Uma “prova” adicional está na página 449 do relatório: é a inflexão “levemente meridional” da pessoa que reivindicou por te­lefone o crime de Sabbadin. Os magistrados a atribuem a Battisti, mas entre os PAC havia pessoas de diversos lugares, incluídos vários meridionais. Aliás, Battisti era de Latina, um lugar do mezzo, não considerado como meridional.

O filho de Sabbadin, Adriano, diz ter visto quando se pai foi executado, mas nunca confessou o ter reconhecido nenhum dos atacantes.

O Homicídio de Campagna

No dia 19 de abril de 1979, às 14 horas, o motorista policial Andrea Campagna, após visitar sua noiva, ia procurar seu carro junto com seu sogro, Lorenzo Manfredi, ao qual daria uma carona. De maneira súbita, um jovem desconhecido, debruçado detrás de um veículo estacionado, lhe dispara rapidamente 5 tiros de pistola (pp. 507 e 508). Em seguida, sobe a um FIAT guiado por outro homem e foge. Campagna morre durante o transporte ao hospital. O relatório indica que o carro utilizado para fugir, que fora roubado 3 dias antes do crime, foi encontrado 5 dias depois. Pela primeira vez, o tribunal brinda um dado completo: a placa do FIAT.

Em fevereiro de 1982, Mutti declara novamente contra Bat­tisti, dizendo que este sabia que a morte de Campagna era imputá­vel aos PAC, e que seu objetivo era fazer justiça pelas torturas apli­cadas aos detidos em fevereiro de 1979 (p. 512). Mutti afirma ainda que Battisti se atribuiu a sim mesmo e a Giuseppe Memeo a prepa­ração do homicídio.

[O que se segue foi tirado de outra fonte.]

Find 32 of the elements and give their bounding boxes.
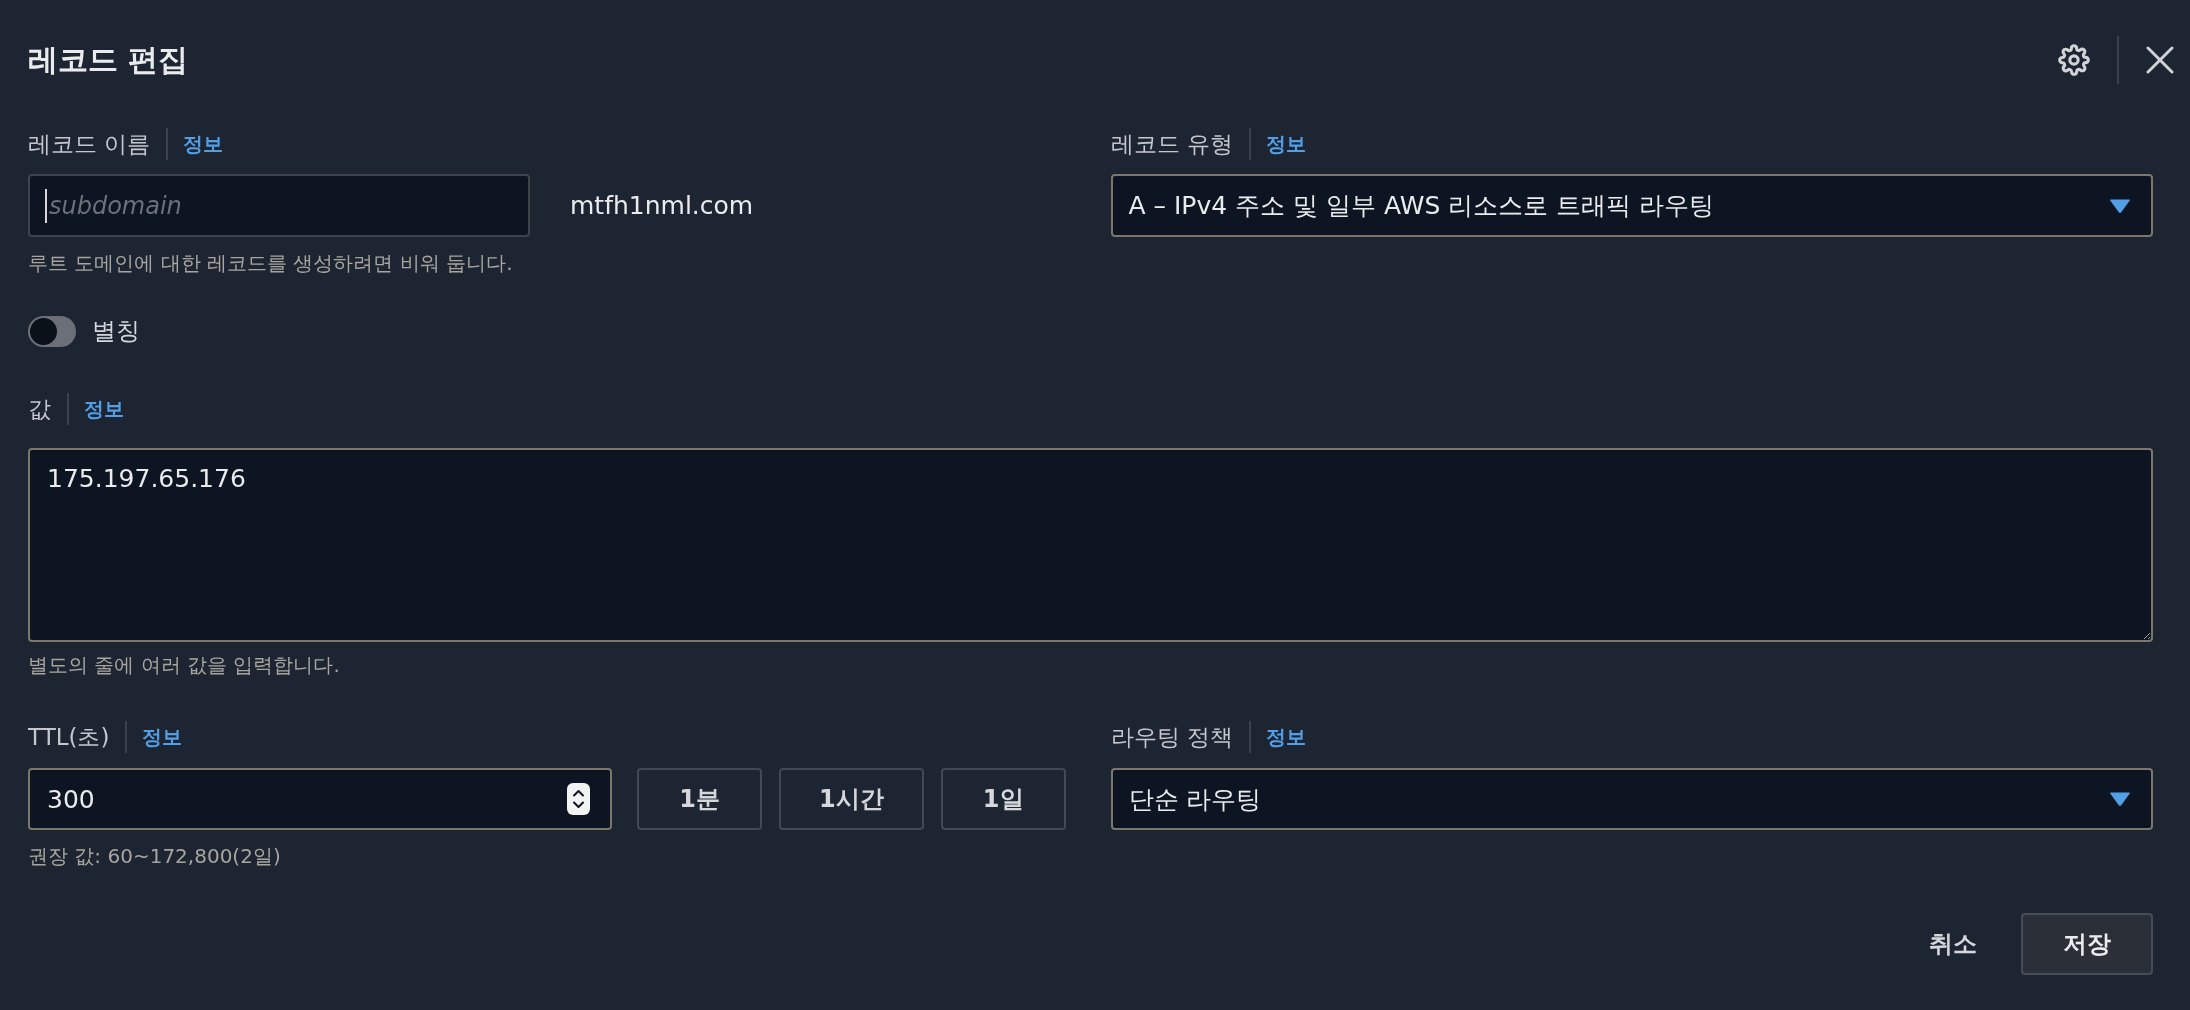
save-button[interactable]: 저장 xyxy=(2021,913,2153,975)
domain-name: mtfh1nml.com xyxy=(570,191,754,220)
info-link[interactable]: 정보 xyxy=(183,128,224,160)
info-link[interactable]: 정보 xyxy=(142,721,183,753)
alias-toggle[interactable] xyxy=(28,316,76,347)
hint-text: 별도의 줄에 여러 값을 입력합니다. xyxy=(28,652,340,679)
field-label: 값 xyxy=(28,395,51,424)
cancel-button[interactable]: 취소 xyxy=(1909,913,1997,975)
info-link[interactable]: 정보 xyxy=(84,393,124,425)
value-field[interactable]: 175.197.65.176 xyxy=(28,448,2153,642)
dropdown-caret-icon xyxy=(2109,197,2131,214)
routing-policy-select[interactable]: 단순 라우팅 xyxy=(1110,768,2153,830)
field-label: 라우팅 정책 xyxy=(1110,723,1233,752)
field-label: 레코드 유형 xyxy=(1110,130,1233,159)
record-type-select[interactable]: A – IPv4 주소 및 일부 AWS 리소스로 트래픽 라우팅 xyxy=(1110,174,2153,237)
settings-icon[interactable] xyxy=(2058,44,2090,76)
close-icon[interactable] xyxy=(2146,46,2174,74)
ttl-field[interactable]: 300 xyxy=(28,768,612,830)
hint-text: 루트 도메인에 대한 레코드를 생성하려면 비워 둡니다. xyxy=(28,250,513,277)
field-label: TTL(초) xyxy=(28,723,110,752)
preset-button[interactable]: 1일 xyxy=(940,768,1066,830)
dialog-title: 레코드 편집 xyxy=(28,41,189,79)
toggle-label: 별칭 xyxy=(92,316,140,347)
field-label: 레코드 이름 xyxy=(28,130,151,159)
info-link[interactable]: 정보 xyxy=(1265,721,1306,753)
preset-button[interactable]: 1시간 xyxy=(779,768,924,830)
hint-text: 권장 값: 60~172,800(2일) xyxy=(28,843,281,870)
preset-button[interactable]: 1분 xyxy=(637,768,762,830)
info-link[interactable]: 정보 xyxy=(1265,128,1306,160)
spinner-icon[interactable] xyxy=(567,783,590,815)
subdomain-field[interactable]: subdomain xyxy=(28,174,530,237)
dropdown-caret-icon xyxy=(2109,791,2131,807)
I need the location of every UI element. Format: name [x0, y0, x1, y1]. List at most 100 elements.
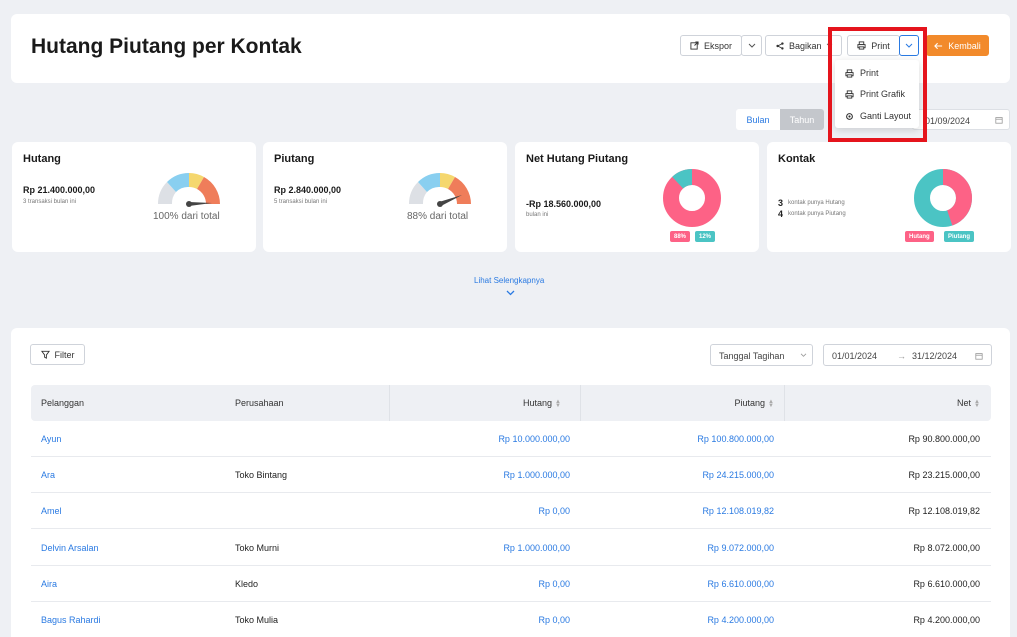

Acrescenta ainda que Cesare lhe confessou que ele tinha atirado em Campagna.

Na página 513, Mutti conta que se encontrou com Memeo, e que este lhe descreveu o homicídio de Campagna, incluindo deta­lhes do carro usado para a fuga e da arma e os projéteis utilizados, que coincidiam com os narrados por Battisti. O relatório menciona na página 516, que Memeo se declara participante no homicídio, admitindo ser o motorista, mas não menciona o nome do atirador, ao qual chama apenas “companheiro”.

No interrogatório de junho de 1984, Fatone confirma todas as acusações de Mutti, e também se torna “portavoz” de Memeo, a quem atribui a confissão de que os autores materiais do crime eram ele próprio e Battisti. Em dezembro do mesmo ano, Fatone repete a história e acrescenta um detalhe que o relator parece considerar muito importante: uma vez, Sante Fatone teria encontrado na casa de um amigo uma jaqueta que lhe disseram ser de Battisti. Era do mesmo estilo que a utilizada pelo matador de Campagna.

Aparecem duas testemunhas “identificadas” como Brunie Manfredi, que teriam visto o matador em ação e o descrevem como um homem loiro de uns 25 anos (p. 515). Na página 522, o relator, ao fazer uma recapitulação dos fatos, enfatiza a culpa de Battisti e mostra seu senso de humor:

“I capelli, se non biondi, erano però di color castano claro”

(Os cabelos [de Battisti], se não eram loiros, eram, porém, castanhos claros).

Uma prova tão irrefutável e precisa não poderia ser questionada. É natural compreender que o Supremo Tribunal Federal do Brasil se sentisse impressionado pelo impacto das evidências.